The 14-year-old Bowl Championship Series, which has two more years under the current contract, seems to have run its course.
At the 2008 spring meetings, commissioners voted down a four-team playoff proposal offered by the Southeastern and Atlantic Coast conferences.
There is different sentiment now.
“Very different,” ACC Commissioner John Swofford said during a break. “But I think we knew that coming in.”
The 11 conference commissioners convened for the first of several meetings in the next few months that could reshape college football’s postseason. The BCS needs the next deal in place by early next fall.
Tuesday’s meeting was called to allow commissioners the chance to throw all their ideas on the table.
The spectrum ranges from very little change to a plan offered by Mountain West Conference Commissioner Craig Thompson for a 16-team playoff.
The final model will likely fall in between, but could take months to hone and formalize.
“This will not play well on Twitter,” BCS Executive Director Bill Hancock said. “It will be very deliberate and very thoughtful.”
Any new model would probably add another layer of evaluation to the championship process.
Nick Saban, after leading Alabama to a 21-0 win over Louisiana State in the BCS title game, recalled the controversy in 2003 when his LSU team split the national title with USC.
Oklahoma and LSU finished first and second in the BCS standings even though USC was No. 1 in both polls.
“There was a groundswell that a group wanted to have a game between LSU and USC,” Saban said at his Tuesday morning, post-championship news conference. “And I said at the time I was all for playing it.”
Saban added: “But I think that this is the system that we have.

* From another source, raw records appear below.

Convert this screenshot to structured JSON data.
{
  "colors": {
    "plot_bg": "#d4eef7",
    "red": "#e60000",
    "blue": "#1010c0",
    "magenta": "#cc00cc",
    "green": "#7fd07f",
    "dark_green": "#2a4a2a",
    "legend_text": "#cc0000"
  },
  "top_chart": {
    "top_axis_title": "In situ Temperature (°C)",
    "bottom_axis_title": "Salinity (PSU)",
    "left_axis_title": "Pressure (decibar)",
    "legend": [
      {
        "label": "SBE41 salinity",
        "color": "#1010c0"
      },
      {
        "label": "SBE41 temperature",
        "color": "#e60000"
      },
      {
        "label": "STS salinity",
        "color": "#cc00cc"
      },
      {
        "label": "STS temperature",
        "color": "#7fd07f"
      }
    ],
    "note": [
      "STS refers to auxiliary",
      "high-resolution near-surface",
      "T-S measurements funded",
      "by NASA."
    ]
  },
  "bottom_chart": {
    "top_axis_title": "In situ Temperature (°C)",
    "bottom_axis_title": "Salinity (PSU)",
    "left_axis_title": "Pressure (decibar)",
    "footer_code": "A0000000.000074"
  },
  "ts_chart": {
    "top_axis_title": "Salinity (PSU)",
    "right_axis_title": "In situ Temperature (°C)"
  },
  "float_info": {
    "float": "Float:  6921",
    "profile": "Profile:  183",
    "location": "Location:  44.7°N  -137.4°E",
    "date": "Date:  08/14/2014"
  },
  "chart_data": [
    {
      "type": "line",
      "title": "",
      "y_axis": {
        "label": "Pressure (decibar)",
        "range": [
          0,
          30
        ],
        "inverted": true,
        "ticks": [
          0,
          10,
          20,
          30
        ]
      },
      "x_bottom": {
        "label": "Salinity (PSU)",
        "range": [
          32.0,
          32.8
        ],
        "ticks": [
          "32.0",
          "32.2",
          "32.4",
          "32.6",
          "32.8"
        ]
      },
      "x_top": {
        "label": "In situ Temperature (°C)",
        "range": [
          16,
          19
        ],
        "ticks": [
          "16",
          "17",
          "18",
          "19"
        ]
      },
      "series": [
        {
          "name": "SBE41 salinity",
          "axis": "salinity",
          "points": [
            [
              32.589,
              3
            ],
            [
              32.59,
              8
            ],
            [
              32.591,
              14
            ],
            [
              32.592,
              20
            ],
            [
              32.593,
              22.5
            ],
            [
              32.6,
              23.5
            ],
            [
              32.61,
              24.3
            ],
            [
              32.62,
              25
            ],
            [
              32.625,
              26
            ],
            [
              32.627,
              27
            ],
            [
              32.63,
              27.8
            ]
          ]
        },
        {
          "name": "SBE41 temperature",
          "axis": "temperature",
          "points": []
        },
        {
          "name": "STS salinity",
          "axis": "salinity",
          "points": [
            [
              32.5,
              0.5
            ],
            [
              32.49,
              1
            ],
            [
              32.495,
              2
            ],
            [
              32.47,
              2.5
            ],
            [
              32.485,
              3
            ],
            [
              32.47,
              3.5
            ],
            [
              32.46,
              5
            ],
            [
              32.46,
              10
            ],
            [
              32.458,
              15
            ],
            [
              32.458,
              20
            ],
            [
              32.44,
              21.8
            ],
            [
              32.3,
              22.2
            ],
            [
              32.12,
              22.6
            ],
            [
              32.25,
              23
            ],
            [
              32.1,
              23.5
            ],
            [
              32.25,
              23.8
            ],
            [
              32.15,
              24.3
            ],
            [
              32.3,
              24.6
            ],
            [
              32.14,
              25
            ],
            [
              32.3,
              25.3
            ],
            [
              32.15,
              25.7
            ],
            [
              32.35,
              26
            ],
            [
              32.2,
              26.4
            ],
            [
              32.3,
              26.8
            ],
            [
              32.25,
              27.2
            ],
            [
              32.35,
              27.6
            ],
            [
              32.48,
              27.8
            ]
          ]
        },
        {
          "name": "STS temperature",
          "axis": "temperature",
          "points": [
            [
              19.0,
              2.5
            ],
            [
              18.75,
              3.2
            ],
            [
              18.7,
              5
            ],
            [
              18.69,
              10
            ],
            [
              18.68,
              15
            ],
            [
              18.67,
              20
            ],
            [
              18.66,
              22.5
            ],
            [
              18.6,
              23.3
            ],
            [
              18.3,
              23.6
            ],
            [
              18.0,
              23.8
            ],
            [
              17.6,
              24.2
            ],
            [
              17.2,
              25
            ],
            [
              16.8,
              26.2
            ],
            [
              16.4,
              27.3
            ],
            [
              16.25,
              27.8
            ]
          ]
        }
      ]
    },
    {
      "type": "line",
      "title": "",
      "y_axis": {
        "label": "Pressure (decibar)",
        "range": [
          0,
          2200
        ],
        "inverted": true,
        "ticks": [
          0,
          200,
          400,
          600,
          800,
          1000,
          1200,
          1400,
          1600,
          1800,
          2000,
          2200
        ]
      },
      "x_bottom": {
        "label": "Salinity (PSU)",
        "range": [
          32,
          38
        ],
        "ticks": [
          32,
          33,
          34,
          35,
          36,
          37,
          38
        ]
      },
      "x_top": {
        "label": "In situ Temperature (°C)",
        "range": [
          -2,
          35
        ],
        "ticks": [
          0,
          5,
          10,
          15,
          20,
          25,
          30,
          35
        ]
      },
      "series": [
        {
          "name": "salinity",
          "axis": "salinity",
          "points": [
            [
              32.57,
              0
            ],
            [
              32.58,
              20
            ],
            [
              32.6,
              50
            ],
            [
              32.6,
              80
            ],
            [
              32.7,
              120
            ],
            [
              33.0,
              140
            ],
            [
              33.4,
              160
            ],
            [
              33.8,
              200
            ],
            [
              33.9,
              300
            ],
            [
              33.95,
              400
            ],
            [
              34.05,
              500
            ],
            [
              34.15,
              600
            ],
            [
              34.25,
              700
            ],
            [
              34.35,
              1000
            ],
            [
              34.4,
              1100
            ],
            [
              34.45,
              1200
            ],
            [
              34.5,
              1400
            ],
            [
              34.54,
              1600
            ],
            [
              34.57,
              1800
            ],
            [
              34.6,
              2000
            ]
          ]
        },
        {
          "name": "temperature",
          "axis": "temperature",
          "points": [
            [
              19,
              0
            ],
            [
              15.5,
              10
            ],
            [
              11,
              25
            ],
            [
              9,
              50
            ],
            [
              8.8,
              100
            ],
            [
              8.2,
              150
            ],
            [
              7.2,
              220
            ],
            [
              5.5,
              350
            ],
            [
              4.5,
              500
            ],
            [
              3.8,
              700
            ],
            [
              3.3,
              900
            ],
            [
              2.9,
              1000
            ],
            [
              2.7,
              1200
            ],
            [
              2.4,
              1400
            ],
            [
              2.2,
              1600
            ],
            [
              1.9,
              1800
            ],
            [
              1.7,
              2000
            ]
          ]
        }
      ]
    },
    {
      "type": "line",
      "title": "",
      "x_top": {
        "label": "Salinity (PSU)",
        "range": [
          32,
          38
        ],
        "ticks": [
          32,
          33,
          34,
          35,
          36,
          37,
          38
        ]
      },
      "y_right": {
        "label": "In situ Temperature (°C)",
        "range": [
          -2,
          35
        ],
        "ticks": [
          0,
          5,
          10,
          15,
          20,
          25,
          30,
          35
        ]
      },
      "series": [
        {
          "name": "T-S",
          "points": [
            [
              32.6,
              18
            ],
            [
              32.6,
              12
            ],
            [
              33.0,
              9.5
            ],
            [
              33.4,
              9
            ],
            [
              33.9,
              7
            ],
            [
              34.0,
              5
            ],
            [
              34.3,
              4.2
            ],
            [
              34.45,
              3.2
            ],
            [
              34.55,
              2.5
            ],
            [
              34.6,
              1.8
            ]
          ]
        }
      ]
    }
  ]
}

And I think your entire mind-set is to sort of succeed in that system.”
It’s too soon, Hancock said, to guess what model might emerge. He said there were 50 to 60 concepts with different permutations.
The commissioners could implement the four-team playoff proposed in 2008, or consider an “unseeded” plan that would select the 1-2 matchup after the bowl games.
One plan floated would drop the automatic-qualifier status for the six BCS conferences.
“We have a lot more cans to kick around,” Hancock said.
Hancock said the commissioners are unified in preserving the importance of the regular season and conducting an annual title game. The commissioners, he said, “want to build something the next generation will be very proud of.”
The BCS could have a rough model to present in time for their spring meetings in south Florida, or the process could extend through June meetings in Chicago.
Most anticipate some sort of shakeup.
“How seismic,” Hancock said, “no one knows.”